Thursday, May 16, 2013

Changes Come in Floods

If you're my friend on Facebook or see me more than once a month, you know that I was recently laid off from a job I worked for near 10 years. The official reason was that the company that bought my former employer found my job to be redundant and obsolete, and apparently they couldn't place me elsewhere in the company (they told a friend who was also laid off the same day that she could apply to current open positions. Apply, as in start over. Yeah.). Anyway, I'm now finding myself unintentionally unemployed for the first time in my life. It's an experience I never wanted, and hope to never have again. But for now, living must continue.

And that's kind of a thing all its own, because there is now zero income to pay for my mortgage, or my electric bill, or my cable, or my groceries. Despite my best efforts, I spent (still spend, really) a good part of my now unoccupied days drowning in my own despair. Given my history, I recognize that I'm in danger of finding myself in a deeper depression than I've ever known. I'm fighting it. I really am. Really. It's hard. It's a daily thing. I'm working on it. Ups and downs. The day after I got the news was pretty bad. It's been a while since I've been that bad. The truth is I am not ok. For all my going through my days like nothing is wrong, most if it is a lie. My stress level is through the roof. I am not ok.

But I've been dealing with the chemical imbalances in my brain on my own for decades. I know a thing or two about stress and depression. I understand that this is stress that I've never had before, but I will deal with it on my own as I always have. At this point, that's all I can do.That's all I have to work with.

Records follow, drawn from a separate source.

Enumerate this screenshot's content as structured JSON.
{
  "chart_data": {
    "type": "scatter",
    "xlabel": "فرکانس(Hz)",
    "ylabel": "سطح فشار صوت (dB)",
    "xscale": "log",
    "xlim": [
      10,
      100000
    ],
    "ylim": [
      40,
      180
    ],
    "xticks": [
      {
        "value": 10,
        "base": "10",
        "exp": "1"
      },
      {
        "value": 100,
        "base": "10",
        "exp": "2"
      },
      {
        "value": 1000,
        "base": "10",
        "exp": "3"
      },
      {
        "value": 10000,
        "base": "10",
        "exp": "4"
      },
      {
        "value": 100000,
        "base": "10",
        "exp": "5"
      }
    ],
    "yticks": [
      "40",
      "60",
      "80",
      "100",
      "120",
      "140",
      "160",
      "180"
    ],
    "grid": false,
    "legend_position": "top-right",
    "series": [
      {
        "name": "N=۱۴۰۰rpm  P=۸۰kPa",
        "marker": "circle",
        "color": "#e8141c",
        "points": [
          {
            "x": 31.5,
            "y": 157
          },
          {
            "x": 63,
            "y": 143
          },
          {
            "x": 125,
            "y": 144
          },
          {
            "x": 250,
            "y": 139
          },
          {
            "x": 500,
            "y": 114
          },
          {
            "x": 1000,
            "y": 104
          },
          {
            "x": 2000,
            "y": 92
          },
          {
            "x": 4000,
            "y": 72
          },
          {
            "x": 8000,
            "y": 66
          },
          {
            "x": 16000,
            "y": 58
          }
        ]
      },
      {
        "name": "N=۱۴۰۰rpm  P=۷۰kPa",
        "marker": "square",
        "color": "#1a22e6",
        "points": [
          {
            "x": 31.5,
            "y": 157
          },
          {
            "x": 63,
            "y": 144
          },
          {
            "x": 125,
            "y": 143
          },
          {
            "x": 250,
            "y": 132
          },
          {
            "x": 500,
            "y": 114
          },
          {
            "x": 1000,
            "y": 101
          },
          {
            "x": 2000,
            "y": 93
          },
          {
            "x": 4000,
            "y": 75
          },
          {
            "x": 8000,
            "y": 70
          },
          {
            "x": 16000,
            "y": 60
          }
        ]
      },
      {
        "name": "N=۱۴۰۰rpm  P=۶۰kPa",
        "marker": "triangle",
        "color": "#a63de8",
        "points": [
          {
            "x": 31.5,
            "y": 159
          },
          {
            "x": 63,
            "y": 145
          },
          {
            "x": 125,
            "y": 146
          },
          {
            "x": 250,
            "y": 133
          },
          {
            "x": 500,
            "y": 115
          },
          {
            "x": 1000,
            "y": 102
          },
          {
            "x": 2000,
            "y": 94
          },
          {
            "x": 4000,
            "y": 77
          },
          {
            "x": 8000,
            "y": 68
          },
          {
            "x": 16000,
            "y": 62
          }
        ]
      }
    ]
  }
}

There are a few things in my list of activities that release feel-good chemicals in my brain no matter how I'm feeling when I started. Finding the will to do those things is its own challenge, but once I do them, I always always always feel better. Even if it's just for a moment. Those moments keep me going right now as it is.


I'm not kidding, reading really does help, but it's not just any kind of reading. It is something very specific. What helps me feel good is getting settled and set into bed, with my cats in their preferred sleeping positions around me and I read aloud to them. But not just any story, it doesn't work with a Terry Goodkind or George R R Martin novel (I might argue that those two write things that are stressful in general anyway), or even a Shakespearean comedy. It has to be a fairy tale, a silly children's poem, some story that I remember and love from my childhood, or something with the same flavor as those stories that I remember and love from my childhood. My default go-to is Yertle the Turtle by Dr. Seuss. Shel Silverstein's The Giving Tree is a close second (anything by these two usually work).

This book belonged to my brother and somehow found its way to my bookshelf.  It has since been returned to him.


This one is tricky, because the inspiration to create something is usually not there at all when I'm very depressed. If I have one moment of muse, I have to take it right then and there, or it will go away altogether. Painting, sculpting, writing, or, at the very top of my list, crocheting usually do the trick. If I can bring myself to get started. That's the hard part.

Make something fun, like a crocheted Ewok.

Oh, cooking. Cooking is an adventure all its own when I do it, and I have to be prepared for the consequences. By those, I mean the kitchen in need of cleaning when I'm done. The joy from the creation of food usually is enough to ignore the kitchen for a couple days. But, like being creative as I mentioned above, I have to find just the right motivation to do something new or wonderful or delightful or creative.  But usually once I get going, I find myself in the zone. Baking delivers the best happy-brain result, but I have to be mindful of the guilt afterwards - guilt if I can't find anyone else to eat it!

The cake is not a lie!


I recently discovered this one. It's silly, because it's been in front of me forever. It's kind of like reading, though. Not just any game will do. Something old, something that I really enjoyed as a child delivers the best feeling during and after. I spent the last two days fighting off a migraine and, when it wasn't consuming me, I was playing one of my top three most beloved games ever. It amazed me how wonderful it made me feel. I was even contemplating how calm I was during a boss fight I was losing. For some reason, just dusting this sucker off brought a nice happy buzz and none of the stress that losing boss fights usually bring.

Go 16-bit for the best result!
None of these tricks really solve my problem, of course. But they help me through my days that are getting more and more stressful, especially as my next mortgage payment looms.

I said "changes come in floods" and they do. My boyfriend, who recognized that my house and my job are the only two things keeping me in that state, asked me to move in with him. He's searching for a house of his own and with my job gone, and my 3-year First Time Homebuyer Tax Credit requirement almost up, the time is just right. It is, and I can't even find the right words to describe all that it means to me. But now there's the added stress of moving this summer, getting my house ready to sell, how long I might have to still pay for it while I'm trying to sell it, where will we live from here. More stress. It's good stress, change is good, and hoped for beyond imagining, but stress nonetheless. Additional stress from my parents who have opinions about things and me living with my boyfriend (and selling my house to do it) doesn't fit in those opinions. Floods of changes. Of possibilities. Of stress. Of dreams. There is adventure in here and it is exciting and wonderful and unexpected and amazing all at the same time. I know I said earlier that I'm not ok. I'm not, so much is still uncertain. But I know I will be. I will be.